„Manchmal bin ich Greta, die Nichte“

Deborah Karn, 32, ist angehende Altenpflegerin im Seniorenzentrum Schalke der Arbeiterwohlfahrt (AWO) Gelsenkirchen. Um vom hessischen Ländle nach Gelsenkirchen zu finden, nahm sie einen kleinen Umweg: Mit 19 zog die gelernte Raumausstatterin nach Hamburg, suchte dort ihr berufliches und privates Glück. Letzteres klappte und – für unsere Geschichte nicht nebensächlich – der Glückliche stammt aus dem Pott. Das Paar verlegte schließlich den Lebensmittelpunkt ins Revier und die Dinge entwickelten sich: Mit Aushilfsjobs besserte sie zunächst das Haushaltseinkommen auf, holte gleichzeitig den Realschulabschluss nach und absolvierte – obwohl inzwischen Mutter geworden – eine Weiterbildung zur Alltagshelferin für demenziell erkrankte Menschen. Sie lernte das Seniorenzentrum Schalke AWO über einen privaten Besuch kennen und schätzen, stieg dort zunächst 2018 als Betreuungskraft ein, um dann kurz darauf mit der Ausbildung zur Pflegefachkraft zu starten.

„Was muss man in der Altenpflege schon großartig lernen?“

So dachte auch Deborah Karn, bevor sie den Beruf selbst kennenlernte. Aus ihrer Sicht auch einer der Gründe, warum manche einen Bogen um die Ausbildung machen. Das Gegenteil ist der Fall. Ein Praktikum oder eine Hospitation, sofern gut begleitet, würde schnell zeigen, wie anspruchsvoll das Berufsbild ist. Von A wie Angehörigen­begleitung bis W wie Wechselwirkungen von Medikamenten kennen reicht das Spektrum. „Ich habe den Beruf vorher auch völlig unterschätzt“, stellt sie rückblickend fest, „aber heute weiß ich, wie facettenreich die Arbeit ist und dass es eine Reihe von Aufstiegsmöglichkeiten gibt“. Die Erkenntnis hat sie schon in Pläne umgesetzt. Oben auf der Liste steht der gute Abschluss der dreijährigen Ausbildungszeit. Die Weiterbildung zur Praxisanleiterin könnte ein nächster Schritt sein, denn „Ich kenne mich, nach spätestens zwei Jahren ohne Veränderung drehe ich durch“.

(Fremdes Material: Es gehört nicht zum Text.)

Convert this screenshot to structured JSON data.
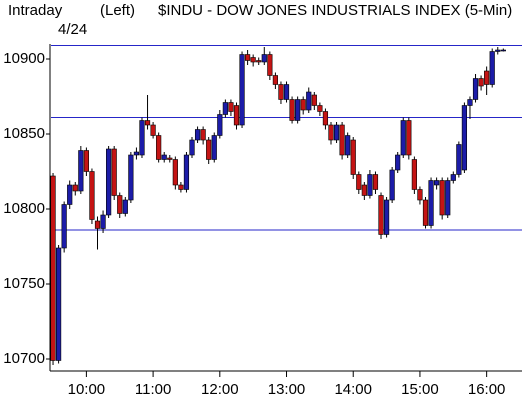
{
  "chart_data": {
    "type": "candlestick",
    "header_left": "Intraday",
    "header_mode": "(Left)",
    "title": "$INDU - DOW JONES INDUSTRIALS INDEX (5-Min)",
    "date_label": "4/24",
    "x": [
      0,
      1,
      2,
      3,
      4,
      5,
      6,
      7,
      8,
      9,
      10,
      11,
      12,
      13,
      14,
      15,
      16,
      17,
      18,
      19,
      20,
      21,
      22,
      23,
      24,
      25,
      26,
      27,
      28,
      29,
      30,
      31,
      32,
      33,
      34,
      35,
      36,
      37,
      38,
      39,
      40,
      41,
      42,
      43,
      44,
      45,
      46,
      47,
      48,
      49,
      50,
      51,
      52,
      53,
      54,
      55,
      56,
      57,
      58,
      59,
      60,
      61,
      62,
      63,
      64,
      65,
      66,
      67,
      68,
      69,
      70,
      71,
      72,
      73,
      74,
      75,
      76,
      77,
      78,
      79,
      80,
      81
    ],
    "open": [
      10822,
      10699,
      10774,
      10803,
      10816,
      10812,
      10839,
      10825,
      10792,
      10787,
      10796,
      10840,
      10809,
      10797,
      10806,
      10836,
      10836,
      10859,
      10856,
      10849,
      10833,
      10834,
      10833,
      10816,
      10813,
      10836,
      10846,
      10853,
      10846,
      10833,
      10849,
      10863,
      10871,
      10869,
      10856,
      10903,
      10901,
      10899,
      10898,
      10903,
      10889,
      10883,
      10873,
      10873,
      10859,
      10873,
      10866,
      10876,
      10869,
      10865,
      10856,
      10846,
      10856,
      10836,
      10846,
      10823,
      10816,
      10809,
      10823,
      10809,
      10783,
      10806,
      10826,
      10836,
      10859,
      10833,
      10813,
      10806,
      10789,
      10816,
      10819,
      10796,
      10819,
      10823,
      10826,
      10869,
      10873,
      10887,
      10892,
      10883,
      10905,
      10906
    ],
    "high": [
      10824,
      10776,
      10805,
      10819,
      10818,
      10842,
      10841,
      10827,
      10795,
      10799,
      10842,
      10842,
      10811,
      10808,
      10838,
      10841,
      10861,
      10876,
      10858,
      10851,
      10838,
      10836,
      10835,
      10818,
      10838,
      10848,
      10855,
      10855,
      10848,
      10851,
      10866,
      10873,
      10873,
      10871,
      10905,
      10906,
      10903,
      10901,
      10908,
      10905,
      10891,
      10885,
      10885,
      10875,
      10875,
      10875,
      10881,
      10878,
      10871,
      10867,
      10858,
      10858,
      10858,
      10851,
      10848,
      10825,
      10818,
      10826,
      10825,
      10811,
      10808,
      10828,
      10838,
      10861,
      10861,
      10835,
      10815,
      10808,
      10821,
      10821,
      10821,
      10821,
      10825,
      10845,
      10871,
      10875,
      10890,
      10889,
      10895,
      10907,
      10908,
      10907
    ],
    "low": [
      10696,
      10697,
      10771,
      10800,
      10809,
      10810,
      10822,
      10790,
      10773,
      10784,
      10794,
      10806,
      10794,
      10795,
      10804,
      10833,
      10834,
      10853,
      10847,
      10831,
      10831,
      10831,
      10813,
      10811,
      10811,
      10834,
      10844,
      10843,
      10830,
      10831,
      10847,
      10861,
      10862,
      10853,
      10854,
      10896,
      10895,
      10896,
      10896,
      10886,
      10880,
      10870,
      10871,
      10857,
      10857,
      10863,
      10864,
      10866,
      10862,
      10853,
      10843,
      10844,
      10833,
      10834,
      10820,
      10810,
      10806,
      10807,
      10810,
      10780,
      10781,
      10804,
      10824,
      10834,
      10833,
      10810,
      10803,
      10787,
      10787,
      10813,
      10793,
      10794,
      10817,
      10821,
      10824,
      10860,
      10871,
      10879,
      10876,
      10881,
      10903,
      10905
    ],
    "close": [
      10699,
      10774,
      10803,
      10816,
      10812,
      10839,
      10825,
      10793,
      10787,
      10796,
      10840,
      10809,
      10797,
      10806,
      10836,
      10838,
      10859,
      10856,
      10849,
      10833,
      10836,
      10833,
      10816,
      10813,
      10836,
      10846,
      10853,
      10846,
      10833,
      10849,
      10863,
      10871,
      10865,
      10856,
      10903,
      10899,
      10898,
      10898,
      10903,
      10889,
      10883,
      10873,
      10883,
      10859,
      10873,
      10866,
      10878,
      10869,
      10865,
      10856,
      10846,
      10856,
      10836,
      10849,
      10823,
      10813,
      10809,
      10823,
      10813,
      10783,
      10806,
      10826,
      10836,
      10859,
      10836,
      10813,
      10806,
      10789,
      10819,
      10819,
      10796,
      10819,
      10823,
      10843,
      10869,
      10873,
      10887,
      10882,
      10883,
      10905,
      10906,
      10906
    ],
    "up_color": "#1c1ca8",
    "down_color": "#c41414",
    "hlines": [
      10909,
      10861,
      10786
    ],
    "hline_color": "#2626c8",
    "xlim": [
      -0.6,
      84
    ],
    "xticks": [
      {
        "value": 6,
        "label": "10:00"
      },
      {
        "value": 18,
        "label": "11:00"
      },
      {
        "value": 30,
        "label": "12:00"
      },
      {
        "value": 42,
        "label": "13:00"
      },
      {
        "value": 54,
        "label": "14:00"
      },
      {
        "value": 66,
        "label": "15:00"
      },
      {
        "value": 78,
        "label": "16:00"
      }
    ],
    "ylim": [
      10692,
      10910
    ],
    "yticks": [
      10700,
      10750,
      10800,
      10850,
      10900
    ]
  }
}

„Kinästhetik müsste Pflicht sein“

Deborah Karn schaut sich in der Altenpflege durchaus kritisch um und bemerkt, dass es noch Luft nach oben gibt. Wenn sie einen Wunsch bei der Pflegefee frei hätte, würde sie beispielsweise das Thema Kinästhetik als Pflichtprogramm in Theorie und Praxis verankern lassen. „Bei der Kinästhetik geht es darum, sich effektiver und gleichzeitig schonender bewegen zu lernen“, so Deborah Karn. Richtig umgesetzt, würde es das Personal entlasten und manchen Rückenschaden vermeiden helfen. „Aber das muss richtig trainiert werden, damit es in Fleisch und Blut übergeht“. Ein Kurs hier und da bringt ihrer Meinung nach nicht den gewünschten Effekt.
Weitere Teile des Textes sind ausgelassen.